Probabilistic Models of
Human and Machine Learning

CSCI 7222

Assignment 9

Assigned 12/3/2015
Due  12/14/2015


The goal of this assignment is to gain some experience with models that deal with sequential or temporal data.  

Part 1

Generate a time series using a special case of a linear dynamical system that is similar to an autoregressive model in the time series literature.The hidden state of the dynamical system will be a vector with 2 elements, which evolve over time according to:

y2(t) = y1(t-1) + μ1
y1(t) = α1 y1(t-1) + α2 y2(t-1) + μ2

The observation will be a scalar:

z(t) = y1(t) + μ3

where for i={1,2,3}, μi ~ Normal(0,σ2) and you should pick {α1,α2, σ} to obtain interesting dynamics.

Plot a couple hundred points that are representative of this process.

Part 2

Turn your model into a switched linear dynamical system with 3 modes.  Each mode has an associated set of {α1,α2} parameters.
Switching is memoryless, i.e., at each time with some small probability β, the mode m, is re-drawn from the set {1,2,3} with uniform probability.

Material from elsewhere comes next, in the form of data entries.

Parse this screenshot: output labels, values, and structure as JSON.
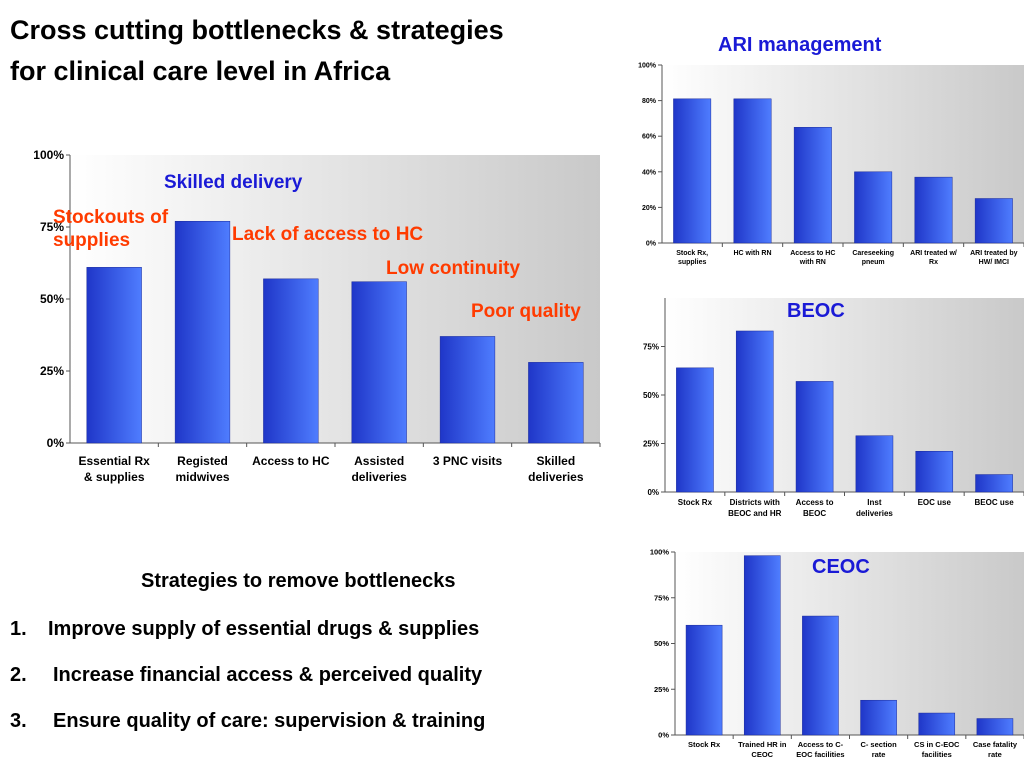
{
  "title": {
    "line1": "Cross cutting bottlenecks & strategies",
    "line2": "for clinical care level in Africa"
  },
  "colors": {
    "bar_dark": "#1f36c8",
    "bar_light": "#4f7dff",
    "blue_text": "#1a1ad6",
    "orange_text": "#ff3b00"
  },
  "annotations": {
    "skilled_delivery": "Skilled delivery",
    "stockouts_line1": "Stockouts of",
    "stockouts_line2": "supplies",
    "lack_access": "Lack of access to HC",
    "low_continuity": "Low continuity",
    "poor_quality": "Poor quality"
  },
  "strategies": {
    "heading": "Strategies to remove bottlenecks",
    "items": [
      {
        "num": "1.",
        "text": "Improve supply of essential drugs & supplies"
      },
      {
        "num": "2.",
        "text": "Increase financial access & perceived quality"
      },
      {
        "num": "3.",
        "text": "Ensure quality of care: supervision & training"
      }
    ]
  },
  "chart_data": [
    {
      "type": "bar",
      "title": "",
      "categories": [
        [
          "Essential Rx",
          "& supplies"
        ],
        [
          "Registed",
          "midwives"
        ],
        [
          "Access to HC"
        ],
        [
          "Assisted",
          "deliveries"
        ],
        [
          "3 PNC visits"
        ],
        [
          "Skilled",
          "deliveries"
        ]
      ],
      "values": [
        61,
        77,
        57,
        56,
        37,
        28
      ],
      "ylim": [
        0,
        100
      ],
      "yticks": [
        {
          "v": 0,
          "label": "0%"
        },
        {
          "v": 25,
          "label": "25%"
        },
        {
          "v": 50,
          "label": "50%"
        },
        {
          "v": 75,
          "label": "75%"
        },
        {
          "v": 100,
          "label": "100%"
        }
      ],
      "grid": false
    },
    {
      "type": "bar",
      "title": "ARI management",
      "categories": [
        [
          "Stock Rx,",
          "supplies"
        ],
        [
          "HC with RN"
        ],
        [
          "Access to HC",
          "with RN"
        ],
        [
          "Careseeking",
          "pneum"
        ],
        [
          "ARI treated w/",
          "Rx"
        ],
        [
          "ARI treated by",
          "HW/ IMCI"
        ]
      ],
      "values": [
        81,
        81,
        65,
        40,
        37,
        25
      ],
      "ylim": [
        0,
        100
      ],
      "yticks": [
        {
          "v": 0,
          "label": "0%"
        },
        {
          "v": 20,
          "label": "20%"
        },
        {
          "v": 40,
          "label": "40%"
        },
        {
          "v": 60,
          "label": "60%"
        },
        {
          "v": 80,
          "label": "80%"
        },
        {
          "v": 100,
          "label": "100%"
        }
      ],
      "grid": false
    },
    {
      "type": "bar",
      "title": "BEOC",
      "categories": [
        [
          "Stock Rx"
        ],
        [
          "Districts with",
          "BEOC and HR"
        ],
        [
          "Access to",
          "BEOC"
        ],
        [
          "Inst",
          "deliveries"
        ],
        [
          "EOC use"
        ],
        [
          "BEOC use"
        ]
      ],
      "values": [
        64,
        83,
        57,
        29,
        21,
        9
      ],
      "ylim": [
        0,
        100
      ],
      "yticks": [
        {
          "v": 0,
          "label": "0%"
        },
        {
          "v": 25,
          "label": "25%"
        },
        {
          "v": 50,
          "label": "50%"
        },
        {
          "v": 75,
          "label": "75%"
        }
      ],
      "grid": false
    },
    {
      "type": "bar",
      "title": "CEOC",
      "categories": [
        [
          "Stock Rx"
        ],
        [
          "Trained HR in",
          "CEOC"
        ],
        [
          "Access to C-",
          "EOC facilities"
        ],
        [
          "C- section",
          "rate"
        ],
        [
          "CS in C-EOC",
          "facilities"
        ],
        [
          "Case fatality",
          "rate"
        ]
      ],
      "values": [
        60,
        98,
        65,
        19,
        12,
        9
      ],
      "ylim": [
        0,
        100
      ],
      "yticks": [
        {
          "v": 0,
          "label": "0%"
        },
        {
          "v": 25,
          "label": "25%"
        },
        {
          "v": 50,
          "label": "50%"
        },
        {
          "v": 75,
          "label": "75%"
        },
        {
          "v": 100,
          "label": "100%"
        }
      ],
      "grid": false
    }
  ]
}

Draw a graphical model that depicts this switched dynamical system.  Show the conditional distributions on each arc, e.g., write out the transition table for P(m(t) | m(t-1))

Generate a nice graph illustrating the switching dynamics.

Part 3 (Optional)

Now try to perform inference using the data set you generated in either part 1 or part 2.  

If you use the data set from part 1, then you can model it with a Kalman filter. Implement a KF (it's just a few lines of code in matlab) or find a toolbox and plot a portion of the time series along with the posterior predictive distribution. The posterior predictive distribution is P(z(t+1) | z(1), ..., z(t)). Since this distribution is Gaussian, plot the mean and some representation of uncertainty (e.g., lines at +/- 2 SD, or the shaded representation one sometimes sees.)

If you use the data set from part 2, you could be ambitious and use a particle filter to perform inference, in which case you'll obtain a set of samples that represent the posterior predictive distribution. Or you could try using a model that isn't quite up to the task, e.g., an HMM with a Gaussian observation model (i.e., each state of the HMM outputs a constant value corrupted by Gaussian noise). You'd have to train the HMM, and it would require more than 3 states, since each state represents a constant level, but it would be interesting to see how poorly it models the data.